CORSICANA , Texas —
“I'm happy to collect it because I know it is money that’s going to pay for things that make life better for this community,” Jones said. “But is it fair that I have to collect it and other people (online competitors) don't?”
That argument has yet to yield widespread support. Anti-tax advocate Grover Norquist, head of the Americans for Tax Reform and creator of the “taxpayer-protection” pledge that all but six Republicans in Congress have signed, calls the proposed Main Street Fairness Act in Congress a “massive...Internet tax hike that is dead on arrival for any fiscally responsible lawmaker.”
University of Tennessee economist William Fox, who's been monitoring online sales tax collections for a decade, said some Democrats may shun the bill as well. “You've got federal lawmakers who know they'd be taking all the heat for expanding compliance on tax collections,” said Fox. “But they'd get none of the revenue.”
Yet Fox also believes the impact of the recession and tax-free online e-commerce on state revenues, along with a building coalition of bricks-and-mortar businesses that want fairness, may make it harder for Congress to ignore the issue.
Through the Alliance for Main Street Fairness, retail advocates representing big-box and small-store merchants have mobilized their members to speak up.

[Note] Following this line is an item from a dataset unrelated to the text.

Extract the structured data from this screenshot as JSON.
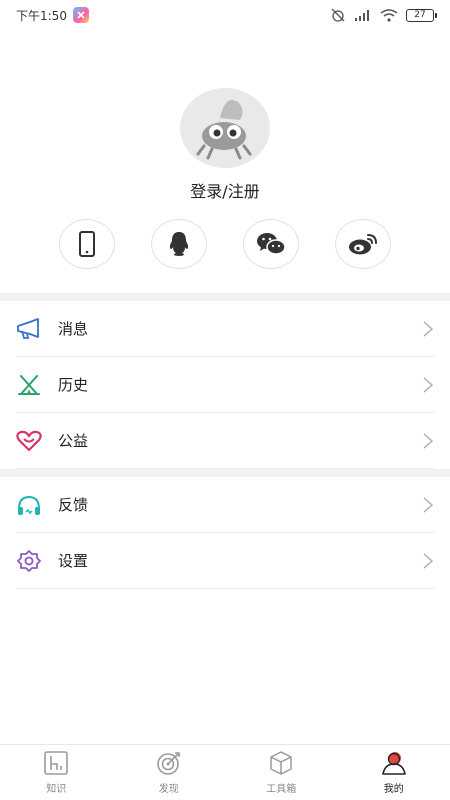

The Alliance's website is filled with video testimonies of small business owners – typically averse to big-government regulation – calling for federal intervention.
That message connects with retailers like Jacques and Ruth van der Plas, who opened a home décor store in Gun Barrel City, Texas, after they couldn't find jobs. They didn't know why online retailers weren't required to collect the sales tax until an Alliance member told them. Ruth's response: “Well that's not fair.”